There is more than we can measure
The seventh source of variation is the interaction between physicians, observers and items also including an error component (p x o x i + error). This considerable variance component suggests influences other than the above-mentioned sources of variation also impinge on the variation of the scores, such as error. The observers’ ratings may be influenced by fluctuating attention, mood, fatigue and pressure of time. All scales of the MAAS-MH are considerably affected by this variance component (ranging from 31.4 to 47.0).
Although in this source of variation, the error is not distinguishable from the p x o x i component, we have to conclude that much of the physician’s interviewing style is not covered by MAAS-MI MH items. This is the price paid for our operationalization of the physician’s interviewing behavior into clearly defined, teachable skills. In particular, the exclusion of many non-verbal behavior from the MAAS may be a reason for this considerable, unexplained component of variance.

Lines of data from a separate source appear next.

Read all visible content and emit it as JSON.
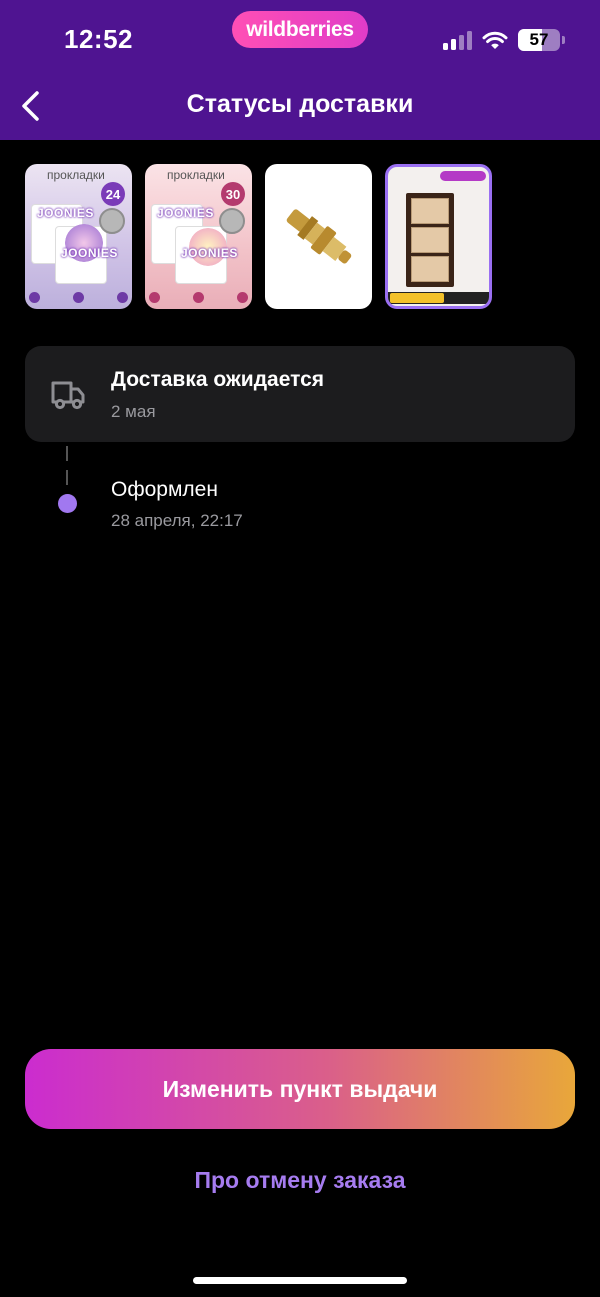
{
  "status_bar": {
    "time": "12:52",
    "brand": "wildberries",
    "battery": "57",
    "battery_level": 0.57,
    "icons": [
      "signal-icon",
      "wifi-icon",
      "battery-icon"
    ]
  },
  "header": {
    "title": "Статусы доставки",
    "back_icon": "chevron-left-icon"
  },
  "products": [
    {
      "label": "прокладки",
      "brand": "JOONIES",
      "count": "24"
    },
    {
      "label": "прокладки",
      "brand": "JOONIES",
      "count": "30"
    },
    {
      "label": ""
    },
    {
      "label": ""
    }
  ],
  "delivery": {
    "status": "Доставка ожидается",
    "date": "2 мая",
    "icon": "truck-icon"
  },
  "timeline": [
    {
      "title": "Оформлен",
      "date": "28 апреля, 22:17"
    }
  ],
  "actions": {
    "primary": "Изменить пункт выдачи",
    "secondary": "Про отмену заказа"
  },
  "colors": {
    "header_bg": "#4f1491",
    "accent": "#a178f0",
    "card_bg": "#1c1c1e",
    "button_gradient": [
      "#cb2ccf",
      "#da5f8a",
      "#e8a73a"
    ]
  }
}
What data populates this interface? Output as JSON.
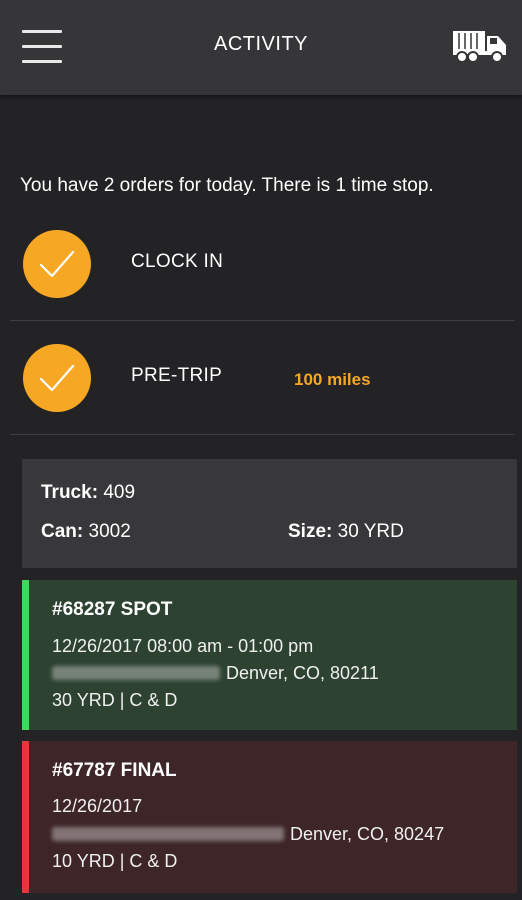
{
  "header": {
    "title": "ACTIVITY",
    "menu_icon": "hamburger-menu-icon",
    "right_icon": "truck-icon"
  },
  "summary": "You have 2 orders for today. There is 1 time stop.",
  "steps": [
    {
      "label": "CLOCK IN",
      "completed": true,
      "icon": "check-icon"
    },
    {
      "label": "PRE-TRIP",
      "completed": true,
      "icon": "check-icon",
      "extra": "100 miles"
    }
  ],
  "truck_info": {
    "truck_label": "Truck:",
    "truck_value": "409",
    "can_label": "Can:",
    "can_value": "3002",
    "size_label": "Size:",
    "size_value": "30 YRD"
  },
  "orders": [
    {
      "title": "#68287 SPOT",
      "time": "12/26/2017 08:00 am - 01:00 pm",
      "address_city": "Denver, CO, 80211",
      "details": "30 YRD | C & D",
      "status_color": "#40d75a"
    },
    {
      "title": "#67787 FINAL",
      "time": "12/26/2017",
      "address_city": "Denver, CO, 80247",
      "details": "10 YRD | C & D",
      "status_color": "#e8343c"
    }
  ],
  "colors": {
    "accent": "#f6a824",
    "background": "#232325",
    "header": "#363638",
    "spot_card": "#2d4231",
    "final_card": "#3e2628"
  }
}
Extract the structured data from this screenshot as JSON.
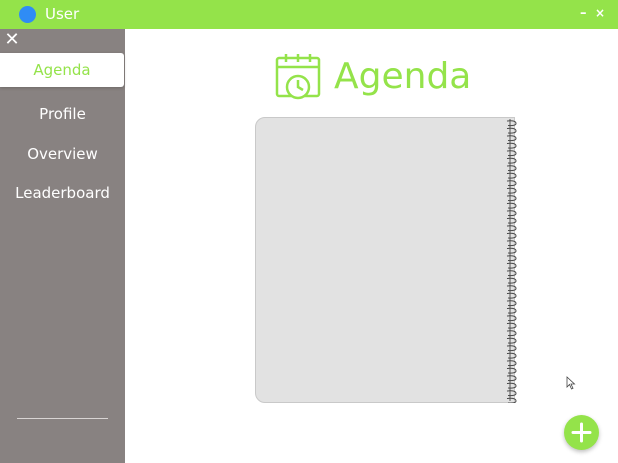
{
  "window": {
    "title": "User",
    "minimize_glyph": "–",
    "close_glyph": "×"
  },
  "sidebar": {
    "close_glyph": "✕",
    "items": [
      {
        "label": "Agenda",
        "active": true
      },
      {
        "label": "Profile",
        "active": false
      },
      {
        "label": "Overview",
        "active": false
      },
      {
        "label": "Leaderboard",
        "active": false
      }
    ]
  },
  "main": {
    "heading": "Agenda",
    "heading_icon": "calendar-clock-icon",
    "fab_icon": "plus-icon"
  },
  "colors": {
    "accent": "#94e34a",
    "sidebar": "#888281",
    "app_dot": "#2f8cf5",
    "notebook": "#e2e2e2"
  }
}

The observer’s influence on the MAAS-scores becomes clear from the comparison of the generalizability coefficients based on measurement by one, two and six observers. Rising from one to six observers, the generalizability coefficients increase from low to good. This finding suggests a marked observers’ influence on the scores.
For summative evaluation, adding a second observer mitigates observer induced variance and improves reliability
Despite this conclusion, for the forthcoming validity studies with the MAAS-MH we use scores summation over two observers to control the observers’ effect.